14 Als sie das gesagt hatte, wandte sie sich um und sah Jesus dastehen, wusste aber nicht, dass es Jesus war.
15 Jesus sagte zu ihr: Frau, warum weinst du? Wen suchst du? Sie meinte, es sei der Gärtner, und sagte zu ihm: Herr, wenn du ihn weggebracht hast, sag mir, wohin du ihn gelegt hast. Dann will ich ihn holen.
16 Jesus sagte zu ihr: Maria! Da wandte sie sich ihm zu und sagte auf Hebräisch zu ihm: Rabbuni!, das heißt: Meister.
17 Jesus sagte zu ihr: Halte mich nicht fest; denn ich bin noch nicht zum Vater hinaufgegangen. Geh aber zu meinen Brüdern und sag ihnen: Ich gehe hinauf zu meinem Vater und zu eurem Vater, zu meinem Gott und zu eurem Gott.
18 Maria von Magdala ging zu den Jüngern und verkündete ihnen: Ich habe den Herrn gesehen. Und sie richtete aus, was er ihr gesagt hatte.

Autorin:
A. TrautmannAndrea Trautmann, Pastoralreferentin, Diözese Rottenburg-Stuttgart

 
Die Predigt:
Suche nach dem Lebendigen

Liebe Leserin, lieber Leser,
wir hören heute dieses Evangelium, weil andere es uns überliefert haben. Und diese haben es wiederum von anderen bekommen. Und am Anfang steht: Maria von Magdala, die erste Botin des Evangeliums, die Apostelin der Apostel. Maria von Magdala ist die erste Zeugin der Auferstehung Jesu, wie uns überzeugend alle Evangelien erzählen. Sie hat herausragende Bedeutung für den Glauben an die Auferstehung. Sie war unter dem Kreuz anwesend und bezeugt das Sterben Jesu. Sie war bei der Grablegung Jesu anwesend und bezeugt den Tod Jesu. Und sie war am leeren Grab und erzählt von ihrer Begegnung mit dem Auferstandenen. Gestorben, begraben, auferstanden – für dieses christliche Glaubensbekenntnis ist Maria von Magdala Zeugin und Botin.

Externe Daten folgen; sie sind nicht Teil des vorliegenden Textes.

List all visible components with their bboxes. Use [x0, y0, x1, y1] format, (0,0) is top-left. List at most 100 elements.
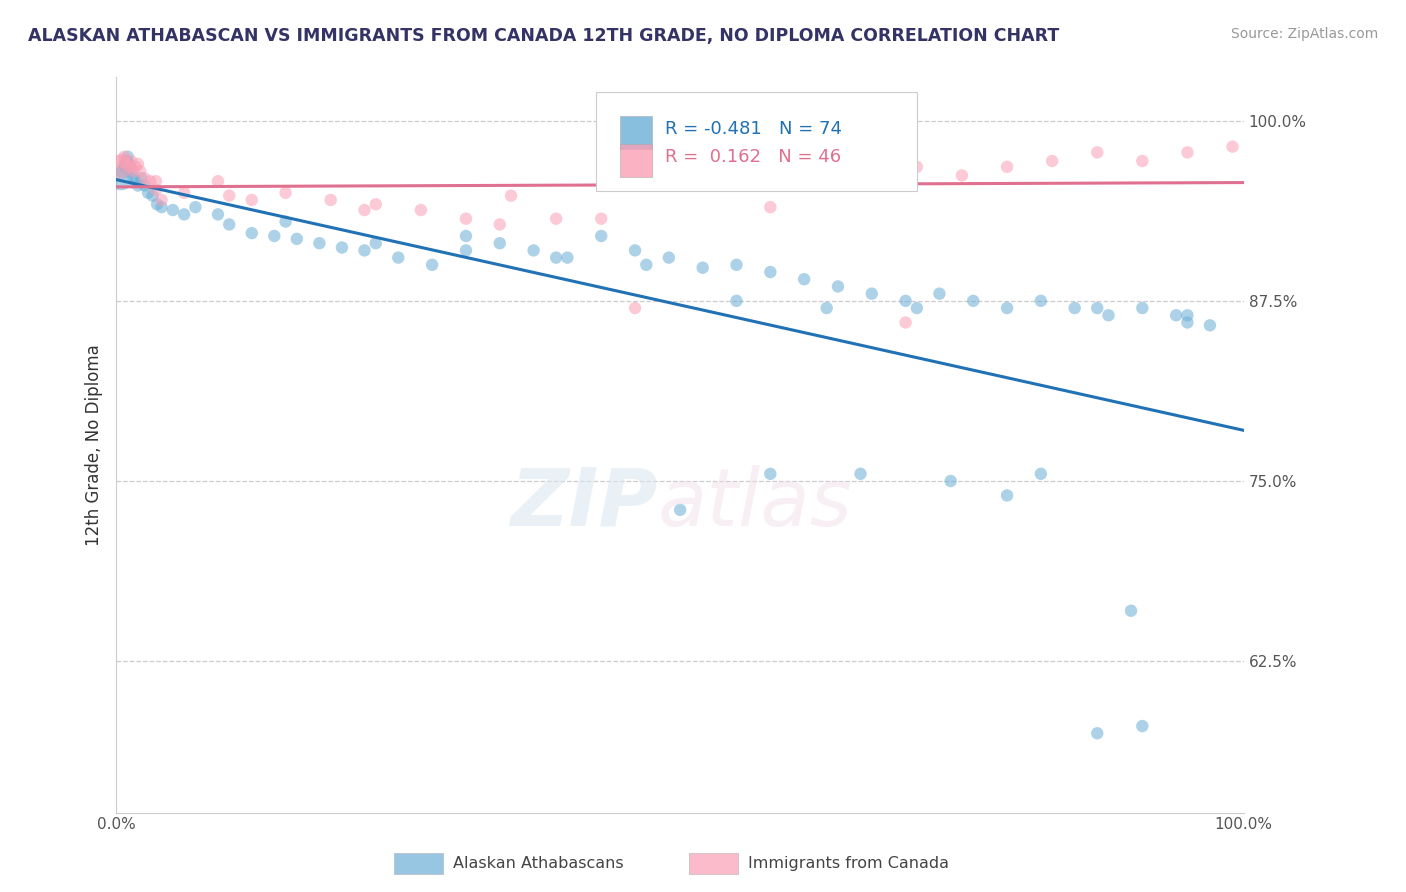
Point [387, 251, 409, 265]
Point [207, 174, 229, 188]
Point [995, 301, 1018, 315]
Point [120, 164, 142, 178]
Point [725, 145, 748, 160]
Point [725, 293, 748, 308]
Point [681, 157, 703, 171]
Text: ZIP: ZIP [510, 465, 658, 543]
Point [1130, 719, 1153, 733]
Point [115, 154, 138, 169]
Point [108, 160, 131, 174]
Point [624, 301, 647, 315]
Point [546, 251, 568, 265]
Bar [620, 144, 652, 177]
Point [134, 171, 156, 186]
Point [124, 174, 146, 188]
Point [112, 150, 135, 164]
Point [636, 258, 658, 272]
Point [139, 174, 162, 188]
Point [218, 188, 240, 202]
FancyBboxPatch shape [596, 92, 917, 192]
Point [207, 207, 229, 221]
Point [815, 301, 838, 315]
Point [1029, 293, 1052, 308]
Point [319, 193, 342, 207]
Point [546, 211, 568, 226]
Point [112, 157, 135, 171]
Point [118, 160, 141, 174]
Point [134, 178, 156, 193]
Point [454, 244, 477, 258]
Point [725, 258, 748, 272]
Point [308, 236, 330, 251]
Point [136, 186, 159, 200]
Point [117, 150, 139, 164]
Point [905, 160, 928, 174]
Point [111, 154, 134, 169]
Point [557, 251, 579, 265]
Point [827, 279, 849, 293]
Point [1166, 308, 1188, 322]
Point [860, 286, 883, 301]
Point [285, 232, 308, 246]
Point [636, 154, 658, 169]
Point [624, 244, 647, 258]
Point [488, 236, 510, 251]
Text: atlas: atlas [658, 465, 852, 543]
Point [129, 164, 152, 178]
Point [127, 178, 149, 193]
Point [1177, 308, 1199, 322]
Point [591, 211, 613, 226]
Point [849, 467, 872, 481]
Point [1199, 318, 1222, 333]
Point [1222, 139, 1244, 153]
Point [1177, 145, 1199, 160]
Point [150, 193, 173, 207]
Point [669, 503, 692, 517]
Point [114, 160, 136, 174]
Point [240, 193, 263, 207]
Point [127, 157, 149, 171]
Point [1085, 726, 1108, 740]
Point [1029, 467, 1052, 481]
Point [591, 229, 613, 244]
Point [1130, 301, 1153, 315]
Point [692, 260, 714, 275]
Text: R =  0.162   N = 46: R = 0.162 N = 46 [665, 148, 842, 166]
Point [488, 218, 510, 232]
Bar [620, 116, 652, 150]
Point [793, 272, 815, 286]
Point [274, 214, 297, 228]
Point [894, 293, 917, 308]
Point [364, 197, 387, 211]
Point [995, 160, 1018, 174]
Text: Alaskan Athabascans: Alaskan Athabascans [453, 856, 623, 871]
Point [1177, 316, 1199, 330]
Point [274, 186, 297, 200]
Point [759, 265, 782, 279]
Point [124, 160, 146, 174]
Point [770, 169, 793, 183]
Point [118, 160, 141, 174]
Point [173, 207, 195, 221]
Point [454, 229, 477, 244]
Point [420, 258, 443, 272]
Point [162, 202, 184, 217]
Point [759, 200, 782, 214]
Point [146, 197, 169, 211]
Point [145, 183, 167, 197]
Point [115, 157, 138, 171]
Text: Immigrants from Canada: Immigrants from Canada [748, 856, 949, 871]
Point [118, 157, 141, 171]
Point [1130, 154, 1153, 169]
Point [184, 200, 207, 214]
Point [939, 474, 962, 488]
Point [240, 226, 263, 240]
Text: Source: ZipAtlas.com: Source: ZipAtlas.com [1230, 27, 1378, 41]
Point [815, 154, 838, 169]
Point [894, 316, 917, 330]
Point [145, 174, 167, 188]
Point [499, 188, 522, 202]
Point [1040, 154, 1063, 169]
Text: ALASKAN ATHABASCAN VS IMMIGRANTS FROM CANADA 12TH GRADE, NO DIPLOMA CORRELATION : ALASKAN ATHABASCAN VS IMMIGRANTS FROM CA… [28, 27, 1059, 45]
Point [173, 186, 195, 200]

Wer war diese Maria? Nach Lk 8,3 wurde sie von Jesus geheilt und sie folgte Jesus zusammen mit den Jüngerinnen und Jüngern durch Galiläa bis nach Jerusalem. Am Beginn der Kirche wurde sie hochverehrt, erst im Laufe der Zeit werden ihr Eigenschaften wie Sünderin, Prostituierte oder Geliebte Jesu zugeschrieben. 2016 wird dann endlich der Gedenktag an Maria von Magdala von der katholischen Kirche zum Festtag der Maria von Magdala erhoben und sie damit liturgisch den Aposteln gleichgestellt.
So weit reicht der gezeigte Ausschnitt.